The first part of this question means thinking about whether that segment of the market can sustain another business. Right now, it’s dominated by Cross, Parker, Sheaffer, and Waterman (to some extent), and Diplomat and Monteverde play a small role. That’s a lot of brands, and Esterbrook would have to offer something special to stand out. Certainly the brand name has more history and cachet than either of the last two, but it doesn’t have the reputation, recognition, distribution, or production capacity of the big four. But those things can be built up.

My opinion is that the market is already crowded and for Esterbrook to succeed, it would have to steal market share from the other brands and that would probably lead to one of the smaller guys being pushed out of the market – and being careful that Esterbrook itself isn’t the one that gets pushed out. That is a hard thing to pull off but it’s theoretically possible.

The second part of the question is whether Esterbrook – whether Rosenberg – could actually pull it off, and I’m much more negative about this.

First, the relaunch has been a disaster and building the reputation is probably turning out to be something that is much more difficult than expected. Although the brand definitely has a history, I’m not sure that it can be said to have a reputation – I doubt many consumers will recognise the name of a pen company that folded around 40 years ago. Everything depends on the ability of Rosenberg to transform Esterbrook’s history into reputation, and I can see little evidence of that happening so far.

Second, I think there’s a real question of whether you need the support of the enthusiast community to build a brand that sells primarily into the B&M stores. Obviously Rosenberg feels he can tell us to go straight to hell – and maybe that’s true. But it seems like it might’ve been a smarter idea to work with the community and have them evangelise for you – providing some much-needed feedback on product design, and early revenue to sustain the business while growing the distribution network.
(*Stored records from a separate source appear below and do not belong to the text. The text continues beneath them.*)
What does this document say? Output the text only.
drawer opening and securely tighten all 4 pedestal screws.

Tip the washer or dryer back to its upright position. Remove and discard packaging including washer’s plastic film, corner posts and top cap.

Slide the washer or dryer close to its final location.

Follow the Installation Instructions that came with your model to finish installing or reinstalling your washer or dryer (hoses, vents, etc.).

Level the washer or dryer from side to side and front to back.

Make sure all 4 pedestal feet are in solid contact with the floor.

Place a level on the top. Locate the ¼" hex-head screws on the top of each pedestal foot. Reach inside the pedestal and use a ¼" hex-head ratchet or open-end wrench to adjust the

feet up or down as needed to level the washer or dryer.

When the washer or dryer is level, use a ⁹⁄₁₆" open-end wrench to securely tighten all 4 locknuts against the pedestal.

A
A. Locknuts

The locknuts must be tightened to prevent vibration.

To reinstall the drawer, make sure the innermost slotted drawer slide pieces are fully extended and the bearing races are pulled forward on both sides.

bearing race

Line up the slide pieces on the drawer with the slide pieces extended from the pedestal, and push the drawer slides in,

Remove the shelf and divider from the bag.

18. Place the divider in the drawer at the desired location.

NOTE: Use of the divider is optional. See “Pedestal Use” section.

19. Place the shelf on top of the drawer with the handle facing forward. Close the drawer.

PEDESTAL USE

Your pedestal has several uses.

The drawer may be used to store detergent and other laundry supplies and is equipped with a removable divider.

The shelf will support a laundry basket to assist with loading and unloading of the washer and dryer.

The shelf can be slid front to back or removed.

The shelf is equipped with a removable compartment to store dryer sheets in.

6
But my feeling is that Rosenberg is arrogant; he seems to believe that he knows best and working with the community is a waste of time. So be it. I’m obviously negative on Rosenberg’s ability to make this transformation (especially when the online environment is so incredibly hostile) but I’m not going to say failure is a foregone conclusion.

I’ve already been wrong on Esterbrook once and maybe I’ll be wrong again, but I don’t see this working out for them. Sure, the business is actually more competitive than I originally thought; there is definitely a business case here and I would say a reasonable chance such a strategy could lead to a multimillion-dollar payday. But while I can respect the strategy, I don’t see Rosenberg as having the ability or temperament to pull it off: he’s a bully who threatens people and lets his emotions get in the way of good decision-making. It’s hard to imagine someone with that kind of disposition convincing the market that his brand, virtually unknown beyond the enthusiast community, is worthy of their trust and respect. I guess we’ll soon find out if I’ve been wrong again.